Ein neues Violinkonzert und eine Bruckner-Sinfonie: Das Programm verspricht Innovatives mit Bewährtem zu verbinden. Das Violinkonzert stammt quasi aus Leipzig, denn Komponist Hans-Christian Bartel war über 30 Jahre lang Solo-Bratscher des Gewandhausorchesters. Eben dieses Orchester führt sein Werk nun auch ausgerechnet unter dem ehemaligen Gewandhauskapellmeister Herbert Blomstedt auf – ein Heimspiel also, außer für den österreichischen Solisten Thomas Zehetmair. Der beginnt das in seinem Auftrag entstandene Violinkonzert mit leisen, melodiösen Linien, unterstützt von der Harfe.
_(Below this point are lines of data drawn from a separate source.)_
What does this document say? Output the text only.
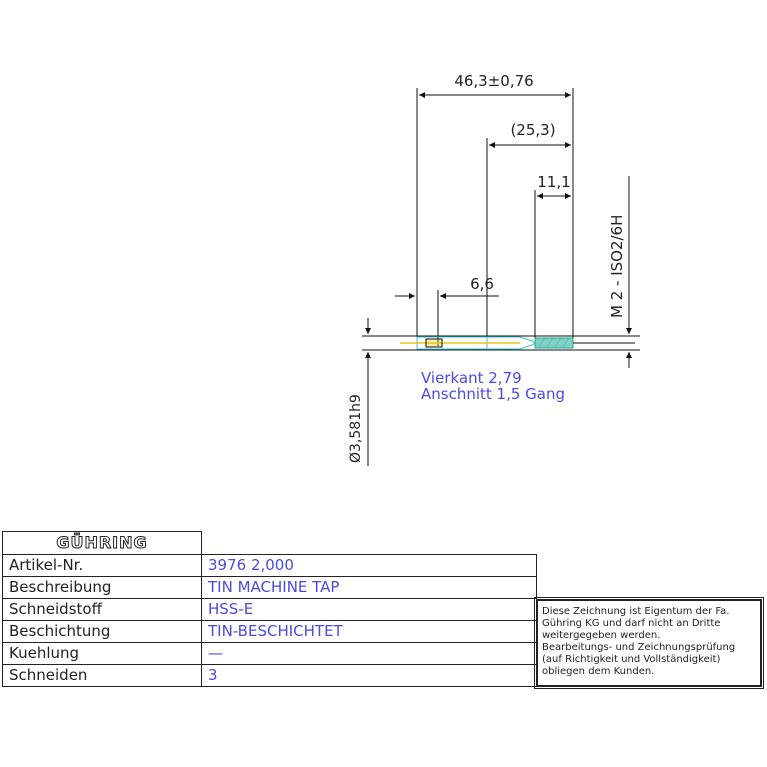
46,3±0,76
(25,3)
11,1
6,6	M 2 - ISO2/6H
Ø3,581h9
Vierkant 2,79
Anschnitt 1,5 Gang
GÜHRING	
Artikel-Nr.	3976 2,000
Beschreibung	TIN MACHINE TAP
Schneidstoff	HSS-E
Beschichtung	TIN-BESCHICHTET
Kuehlung	—
Schneiden	3
Diese Zeichnung ist Eigentum der Fa.
Gühring KG und darf nicht an Dritte
weitergegeben werden.
Bearbeitungs- und Zeichnungsprüfung
(auf Richtigkeit und Vollständigkeit)
obliegen dem Kunden.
Bartel setzt das Orchester sehr sparsam und kammermusikalisch ein, oft tritt die Solovioline mit Orchestersolisten oder ganzen Instrumentengruppen in einen Dialog, meist begleitet von leisem Pizzicato in den Streichern. Zehetmair hat also genügend Raum, um seinen Klang zu entfalten – und genau darauf kommt es an, denn von einer funkensprühenden Bravournummer ist das Werk weit entfernt. Die durch Haltetöne in Doppelgriffen entstehende Ruhe spinnt die vereinzelten rasanten Figuren in den beiden Ecksätzen regelrecht ein, den Kontrast dazu bietet der Mittelsatz „Scherzo“. Wunderbar wird er vom Duett von Solovioline und Piccoloflöte begonnen, die sich in höchster Höhe gegenseitig zum Tanz auffordern, und sofort fliegen auch Tanzmusikfetzen durch das Orchester, bis sich alle in clusterartigen Klängen zusammenfinden. Thomas Zehetmair, der durch seine Zurückhaltung eher ein Teil des Orchesters statt Solist zu sein scheint, beeindruckt vor allem durch saubere Doppelgriffe, die Bartel (wie auch Glissandi) gerne und oft einsetzt. Der Applaus ist höflich.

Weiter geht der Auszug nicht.